Bob
Bob

Reputation: 4970

nanopb, google-protobuf - can I set the length of the message as part of the serialized data itself?

I have a message

message Msg
{
uint32 a;
uint32 b;
bool c;
}

When I write a message using pb_encode I notice that the amount of stream.bytes_written depends on how many of the Msg fields were changed from their default.

I really do not want to send a separate stream.bytes_written parameter in addition to a char * buffer.

I'm thinking of doing something like this

message Msg_ser
{
required int size;
bytes Msg_ser_dat = 1 [(nanopb).max_size = 32];
}

So pb_encode would write to Msg_ser.Msg_ser_dat and then message Msg_ser would itself be serialized.

QUESTION
Is there any wrong with this approach to store the size of the buffer in the buffer itself?

Upvotes: 0

Views: 214

Answers (1)

bazza
bazza

Reputation: 8404

Yes there is something wrong with that approach.

Unless something has changed fairly recently, there is no intention in GPB that the messages are self-demarcating. You have to have some separate means of marking the beginning / ending of a message, if the message is going to be stored or transmitted in amongst another (or lots of) GPB messages.

If one contrived to do as you suggest, and the wire format just so happened to allow the recipient to learn the size field before anything else, fine. But there's no guarantee that the wire format will always enable that.
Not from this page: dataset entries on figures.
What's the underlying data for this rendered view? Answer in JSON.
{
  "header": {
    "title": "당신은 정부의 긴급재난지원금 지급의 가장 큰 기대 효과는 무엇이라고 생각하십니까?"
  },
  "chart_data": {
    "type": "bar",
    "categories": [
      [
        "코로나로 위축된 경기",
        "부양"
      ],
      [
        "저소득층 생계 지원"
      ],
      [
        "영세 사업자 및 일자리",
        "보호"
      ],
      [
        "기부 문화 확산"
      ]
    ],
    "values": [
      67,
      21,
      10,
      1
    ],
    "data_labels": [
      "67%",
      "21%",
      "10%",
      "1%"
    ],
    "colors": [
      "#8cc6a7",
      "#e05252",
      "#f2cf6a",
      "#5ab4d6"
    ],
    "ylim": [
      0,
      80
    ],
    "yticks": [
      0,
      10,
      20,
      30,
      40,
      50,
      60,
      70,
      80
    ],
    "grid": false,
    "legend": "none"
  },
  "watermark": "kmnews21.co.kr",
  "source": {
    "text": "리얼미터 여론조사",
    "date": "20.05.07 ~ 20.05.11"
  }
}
Sending a separate bytes_written value is one way of doing it, i.e. the first 4 bytes sent are to be parsed as a native integer, indicating how many subsequent bytes there are in a GPB encoded message. OpenStreetMap, which makes heavy use of GPB, has a little protocol in its data files saying how long the next GPB message is and what sort of message it is, which allows a reader to easily skip ahead.
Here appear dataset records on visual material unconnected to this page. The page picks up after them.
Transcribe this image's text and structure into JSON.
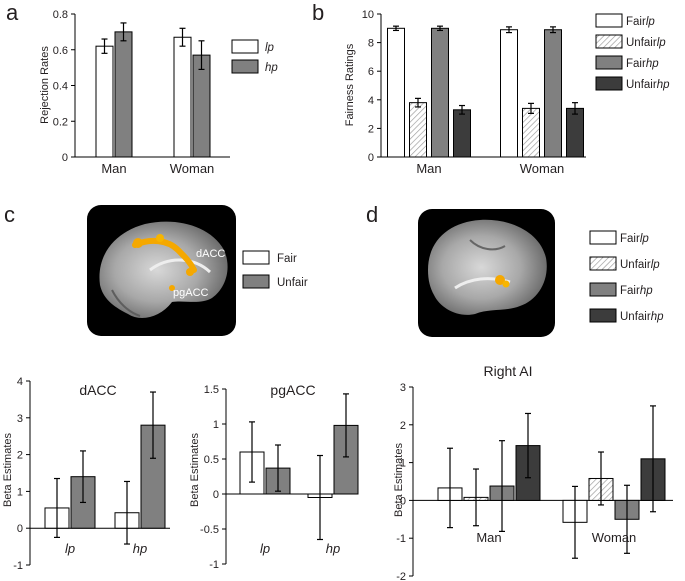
{
  "colors": {
    "fair": "#ffffff",
    "unfair": "#808080",
    "dark": "#3c3c3c",
    "stroke": "#000000",
    "brain_blob": "#f5a800"
  },
  "panels": {
    "a": "a",
    "b": "b",
    "c": "c",
    "d": "d"
  },
  "brain_labels": {
    "dacc": "dACC",
    "pgacc": "pgACC"
  },
  "chart_data": [
    {
      "id": "a",
      "type": "bar",
      "title": "",
      "xlabel": "",
      "ylabel": "Rejection Rates",
      "ylim": [
        0,
        0.8
      ],
      "yticks": [
        "0",
        "0.2",
        "0.4",
        "0.6",
        "0.8"
      ],
      "categories": [
        "Man",
        "Woman"
      ],
      "legend": [
        "lp",
        "hp"
      ],
      "series": [
        {
          "name": "lp",
          "style": "white",
          "values": [
            0.62,
            0.67
          ],
          "errors": [
            0.04,
            0.05
          ]
        },
        {
          "name": "hp",
          "style": "gray",
          "values": [
            0.7,
            0.57
          ],
          "errors": [
            0.05,
            0.08
          ]
        }
      ]
    },
    {
      "id": "b",
      "type": "bar",
      "title": "",
      "xlabel": "",
      "ylabel": "Fairness Ratings",
      "ylim": [
        0,
        10
      ],
      "yticks": [
        "0",
        "2",
        "4",
        "6",
        "8",
        "10"
      ],
      "categories": [
        "Man",
        "Woman"
      ],
      "legend": [
        {
          "prefix": "Fair",
          "suffix": "lp"
        },
        {
          "prefix": "Unfair",
          "suffix": "lp"
        },
        {
          "prefix": "Fair",
          "suffix": "hp"
        },
        {
          "prefix": "Unfair",
          "suffix": "hp"
        }
      ],
      "series": [
        {
          "name": "Fair lp",
          "style": "white",
          "values": [
            9.0,
            8.9
          ],
          "errors": [
            0.15,
            0.2
          ]
        },
        {
          "name": "Unfair lp",
          "style": "hatch",
          "values": [
            3.8,
            3.4
          ],
          "errors": [
            0.3,
            0.35
          ]
        },
        {
          "name": "Fair hp",
          "style": "gray",
          "values": [
            9.0,
            8.9
          ],
          "errors": [
            0.15,
            0.2
          ]
        },
        {
          "name": "Unfair hp",
          "style": "dark",
          "values": [
            3.3,
            3.4
          ],
          "errors": [
            0.3,
            0.4
          ]
        }
      ]
    },
    {
      "id": "c1",
      "type": "bar",
      "title": "dACC",
      "xlabel": "",
      "ylabel": "Beta Estimates",
      "ylim": [
        -1,
        4
      ],
      "yticks": [
        "-1",
        "0",
        "1",
        "2",
        "3",
        "4"
      ],
      "categories": [
        "lp",
        "hp"
      ],
      "legend": [
        "Fair",
        "Unfair"
      ],
      "series": [
        {
          "name": "Fair",
          "style": "white",
          "values": [
            0.55,
            0.42
          ],
          "errors": [
            0.8,
            0.85
          ]
        },
        {
          "name": "Unfair",
          "style": "gray",
          "values": [
            1.4,
            2.8
          ],
          "errors": [
            0.7,
            0.9
          ]
        }
      ]
    },
    {
      "id": "c2",
      "type": "bar",
      "title": "pgACC",
      "xlabel": "",
      "ylabel": "Beta Estimates",
      "ylim": [
        -1,
        1.5
      ],
      "yticks": [
        "-1",
        "-0.5",
        "0",
        "0.5",
        "1",
        "1.5"
      ],
      "categories": [
        "lp",
        "hp"
      ],
      "legend": [
        "Fair",
        "Unfair"
      ],
      "series": [
        {
          "name": "Fair",
          "style": "white",
          "values": [
            0.6,
            -0.05
          ],
          "errors": [
            0.43,
            0.6
          ]
        },
        {
          "name": "Unfair",
          "style": "gray",
          "values": [
            0.37,
            0.98
          ],
          "errors": [
            0.33,
            0.45
          ]
        }
      ]
    },
    {
      "id": "d",
      "type": "bar",
      "title": "Right AI",
      "xlabel": "",
      "ylabel": "Beta Estimates",
      "ylim": [
        -2,
        3
      ],
      "yticks": [
        "-2",
        "-1",
        "0",
        "1",
        "2",
        "3"
      ],
      "categories": [
        "Man",
        "Woman"
      ],
      "legend": [
        {
          "prefix": "Fair",
          "suffix": "lp"
        },
        {
          "prefix": "Unfair",
          "suffix": "lp"
        },
        {
          "prefix": "Fair",
          "suffix": "hp"
        },
        {
          "prefix": "Unfair",
          "suffix": "hp"
        }
      ],
      "series": [
        {
          "name": "Fair lp",
          "style": "white",
          "values": [
            0.33,
            -0.58
          ],
          "errors": [
            1.05,
            0.95
          ]
        },
        {
          "name": "Unfair lp",
          "style": "hatch",
          "values": [
            0.08,
            0.58
          ],
          "errors": [
            0.75,
            0.7
          ]
        },
        {
          "name": "Fair hp",
          "style": "gray",
          "values": [
            0.38,
            -0.5
          ],
          "errors": [
            1.2,
            0.9
          ]
        },
        {
          "name": "Unfair hp",
          "style": "dark",
          "values": [
            1.45,
            1.1
          ],
          "errors": [
            0.85,
            1.4
          ]
        }
      ]
    }
  ]
}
Another issue with the idea is that it assumes that every byte sent is received. This is definitely not the case with, for example, RS232 connections; the sender can be merrily sending out a byte stream, but if the receiver isn't connected, on, running and keeping up, those bytes are gone forever. So the receiver might be starting to get bytes part way through, and has no idea that the first bytes it receives are not in fact the size field of the message. In this circumstance it is best to have some sort of unique message start / end byte pattern, which the recipient can detect, discarding read bytes until it gets the pattern.

I know that these are a nuisance, but it's definitely for the best. You have to have a separate message demarcation protocol sitting underneath your GPB messaging layer (if one were looking at it like a layered protocol stack). You simply cannot sensibly shoehorn one protocol layer into another, especially when the technology (GPB) has no intention of supporting that.

Another way (if you have a network or other reliable stream connection) is to use a protocol like ZeroMQ, which looks after message demarcation for you.

Other serialisations are self demarcating. XML is (the tag opens / closes have to be consistent), JSON is (curly braces { }), some ASN.1 wire formats are too, but GPB is not.